In that regard, sport should ask itself if, a upside from the photo opportunities and handshakes, it has done enough to live up to Mandela’s ideals.

I would say, as in every aspect of the South African life, strides have been made, but much more can still be done.

There’s unity in singing the national anthem, and that bit where at certain rugby games the English and Afrikaans part would get louder, has almost diminished. No longer do we see old apartheid flags at our stadiums. The majority of South Africans have indeed been wowed by the Madiba Magic.

But however gratifying it is to see all the progress made from the pariah days when South Africa could not compete internationally, some things could be done better as a true tribute to Madiba.

Administrators could stop bickering for power, under the false belief that sport is about themselves and their pockets.

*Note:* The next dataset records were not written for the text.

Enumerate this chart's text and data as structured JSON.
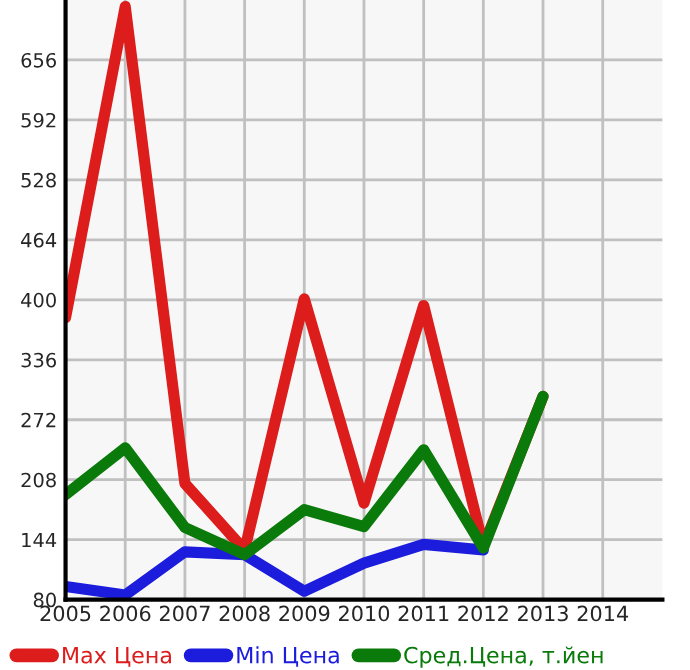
{
  "chart_data": {
    "type": "line",
    "x": [
      2005,
      2006,
      2007,
      2008,
      2009,
      2010,
      2011,
      2012,
      2013
    ],
    "xlim": [
      2005,
      2015
    ],
    "xticks": [
      2005,
      2006,
      2007,
      2008,
      2009,
      2010,
      2011,
      2012,
      2013,
      2014
    ],
    "ylim": [
      80,
      720
    ],
    "yticks": [
      80,
      144,
      208,
      272,
      336,
      400,
      464,
      528,
      592,
      656
    ],
    "grid": true,
    "legend": "bottom",
    "marker": "none",
    "line_style": "solid",
    "series": [
      {
        "name": "Max Цена",
        "color": "#dd1c1c",
        "values": [
          381,
          713,
          204,
          133,
          401,
          183,
          394,
          137,
          297
        ]
      },
      {
        "name": "Min Цена",
        "color": "#1c1cdd",
        "values": [
          94,
          85,
          131,
          128,
          89,
          119,
          139,
          133,
          null
        ]
      },
      {
        "name": "Сред.Цена, т.йен",
        "color": "#0a7a0a",
        "values": [
          192,
          242,
          157,
          128,
          176,
          158,
          240,
          135,
          297
        ]
      }
    ]
  }
}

Some sporting codes, not least those who officially applied racial discrimination in the past, could help fast-track transformation by being honestly inclusive, and not seeking to perpetuate the old order.

Madiba had many obstacles in his journey, and even in sport he wasn’t always successful in convincing everyone – rugby boss Louis Luyt, for instance, once took him to court.

But now that this giant has fallen, the greatest homage domestic sport can pay him is ensuring the ideals he lived by are visibly implemented. Otherwise sport, aside from the photo opportunities, would have drawn little else than “Madiba Magic” from this great life.